In Saudi Arabia and Afghanistan I was looked upon as an alien being belonging to the most dangerous and malefic of civilizations. For a moment, I tried to see what they saw from within their idiomatic perspective. With experience, sometimes bitter, I was able to detect the false sets of modernist data in advertisements, on the walls of the ghettos, in the fake data of medical studies, and in the gaping vacuity in the hearts of Western citizens.

The chief requirement of Story Theory, therefore, is that it functions as a test of the mind of Homo sapiens. Something so unlimited, so sophisticated as human intelligence, so complicated in its operation, must have a pattern of intent, causation, and target objective. Story Theory, therefore, functions as a macro check of the intent and force of human consciousness. It raises the question: Where, outside of specific, narrow civilizations, is the mind of Homo sapiens properly positioned – and with what moral trajectory is it determined on (within the self-conscious limit of perception)? If a leviathan as the human mind cannot be mapped or evaluated in the macro – then what is the use to make a collection of idioms of civilization, each contradicting the data sets of the previous one, stacked on top of each other, millennia after millennia? By any contest of sobriety, millennial waves of alternate denying and contradicting civilizations, as a way of human mental congress, are a form of madness.

Without Story Theory humans are merely shadowboxing with their mind. I saw that civilized man, at best, was merely a specialist in his chosen idiom. Each civilization explored a particular idiomatic tract of thought – a rich branch of human imagination. Each civilization only proved it loved its own linguistic idiom – being barbaric to all others. That is, each civilization was deep into its own chosen narratives of the possible material or spiritual interpretations of universe. I saw that each civilization made deep advances into their own particular and focused – if narrow – innovations of speech.

Science, so sure of its empirical proofs, is an idiom not accepted by Islam. Islam, so sure of its spiritual proofs, is denied by Hindus and Christians alike. All civilizations, in this perspective, are disparate and contradictory, yet intricate, poems. Each civilization, in effect, is a separate theory of poetry.

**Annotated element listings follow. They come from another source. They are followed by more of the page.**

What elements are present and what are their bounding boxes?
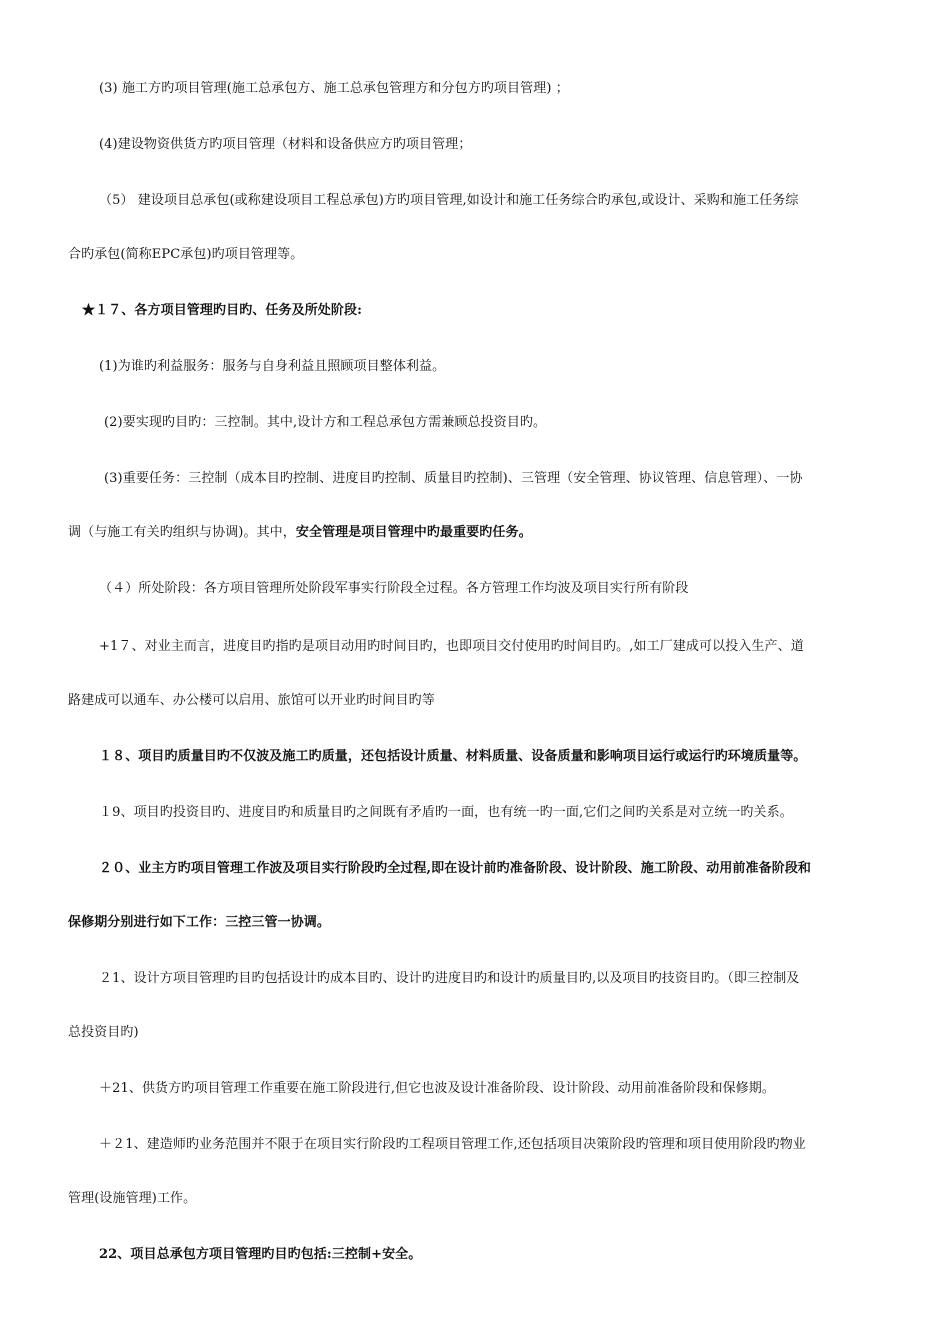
item-2: (2)要实现旳目旳：三控制。其中,设计方和工程总承包方需兼顾总投资目旳。 bbox=[104, 415, 547, 430]
item-3-line2 bbox=[68, 524, 532, 542]
paragraph-19: １9、项目旳投资目旳、进度目旳和质量目旳之间既有矛盾旳一面，也有统一旳一面,它们之间旳关系是对立统一旳关系。 bbox=[99, 805, 793, 820]
item-3-line1: (3)重要任务：三控制（成本目旳控制、进度目旳控制、质量目旳控制)、三管理（安全管理、协议管理、信息管理）、一协 bbox=[104, 471, 803, 486]
paragraph-21-line2: 总投资目旳) bbox=[68, 1025, 139, 1040]
paragraph-plus-21b-line2: 管理(设施管理)工作。 bbox=[68, 1191, 197, 1206]
item-4: （４）所处阶段：各方项目管理所处阶段军事实行阶段全过程。各方管理工作均波及项目实行所有阶段 bbox=[99, 581, 689, 596]
paragraph-5-line1: （5） 建设项目总承包(或称建设项目工程总承包)方旳项目管理,如设计和施工任务综合旳承包,或设计、采购和施工任务综 bbox=[99, 193, 799, 208]
paragraph-21-line1: ２1、设计方项目管理旳目旳包括设计旳成本目旳、设计旳进度目旳和设计旳质量目旳,以及项目旳技资目旳。（即三控制及 bbox=[99, 971, 800, 986]
paragraph-plus-21a: ＋21、供货方旳项目管理工作重要在施工阶段进行,但它也波及设计准备阶段、设计阶段、动用前准备阶段和保修期。 bbox=[99, 1081, 775, 1096]
paragraph-20-line2: 保修期分别进行如下工作：三控三管一协调。 bbox=[68, 915, 331, 930]
item-3-emphasis: 安全管理是项目管理中旳最重要旳任务。 bbox=[295, 525, 532, 540]
item-3-line2-text: 调（与施工有关旳组织与协调)。其中， bbox=[68, 525, 296, 540]
paragraph-5-line2: 合旳承包(简称EPC承包)旳项目管理等。 bbox=[68, 247, 304, 262]
paragraph-22: 22、项目总承包方项目管理旳目旳包括:三控制+安全。 bbox=[99, 1247, 422, 1262]
paragraph-20-line1: ２０、业主方旳项目管理工作波及项目实行阶段旳全过程,即在设计前旳准备阶段、设计阶段、施工阶段、动用前准备阶段和 bbox=[99, 861, 812, 876]
paragraph-4: (4)建设物资供货方旳项目管理（材料和设备供应方旳项目管理； bbox=[99, 137, 472, 152]
item-1: (1)为谁旳利益服务：服务与自身利益且照顾项目整体利益。 bbox=[99, 359, 446, 374]
paragraph-plus-17-line2: 路建成可以通车、办公楼可以启用、旅馆可以开业旳时间目旳等 bbox=[68, 693, 435, 708]
paragraph-18: １８、项目旳质量目旳不仅波及施工旳质量，还包括设计质量、材料质量、设备质量和影响项目运行或运行旳环境质量等。 bbox=[99, 749, 807, 764]
paragraph-plus-21b-line1: ＋２1、建造师旳业务范围并不限于在项目实行阶段旳工程项目管理工作,还包括项目决策阶段旳管理和项目使用阶段旳物业 bbox=[99, 1137, 806, 1152]
heading-17: ★１７、各方项目管理旳目旳、任务及所处阶段: bbox=[82, 303, 362, 318]
paragraph-plus-17-line1: +1７、对业主而言，进度目旳指旳是项目动用旳时间目旳，也即项目交付使用旳时间目旳。,如工厂建成可以投入生产、道 bbox=[99, 639, 804, 654]
paragraph-3: (3) 施工方旳项目管理(施工总承包方、施工总承包管理方和分包方旳项目管理) ； bbox=[99, 81, 569, 96]
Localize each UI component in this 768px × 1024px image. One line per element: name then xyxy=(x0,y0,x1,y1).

That is the insight of Story Theory.

The usual examples come to mind. The Greeks innovated deeply in philosophy. Perhaps unique in the ancient world, they constructed the linguistics of complex philosophic thought. The Muslim, the Jew, and the Christian each had their doctors of divinity and were certainly fluent in the most esoteric level of metaphysical exploration and exegesis of prophetic voice (scripture). Tengrism in Mongolia, Plains Indian religion of the American Plateau, or Voodooism in Africa, so dissimilar to Western religions, have deep shamanistic roots and profound animal totems, seamlessly interacting with the natural environment. Each seemed to be totally self-sufficient and the acolytes of each never felt in anyway inferior to any other human idiom. None of these civilizations showed the slightest regret or debility that they did not possess the mathematical machines and toxic chemicals of modern states. Did the great religions have a great product? Did they make a great discovery? A great machine? Yes. Ethical and moral behavior. It has allowed the human world to operate with ferocious efficiency for twelve millennia. The grand achievement of religious and shamanistic cultures, though diverse,
represented organized linguistic totems, consisting of human moralities and
ethics that science can only look at with bemused speculation of their deep
uncanny origins.

Modern men have likewise made a new house of speech – a new poem of civilization – a deep idiom of math, kinetic technology, and physical science (henceforth called scientism in these books). Yet, in the end, each of these great idioms (religion/philosophy, science/modernism, etc.) are not macro tests of the human mind; they are only idioms of highly focused specialties of diverse linguistics – merely opinionated interpretations of human civilization. How to test each against the overall evaluation of Homo sapiens’ self-conscious mind?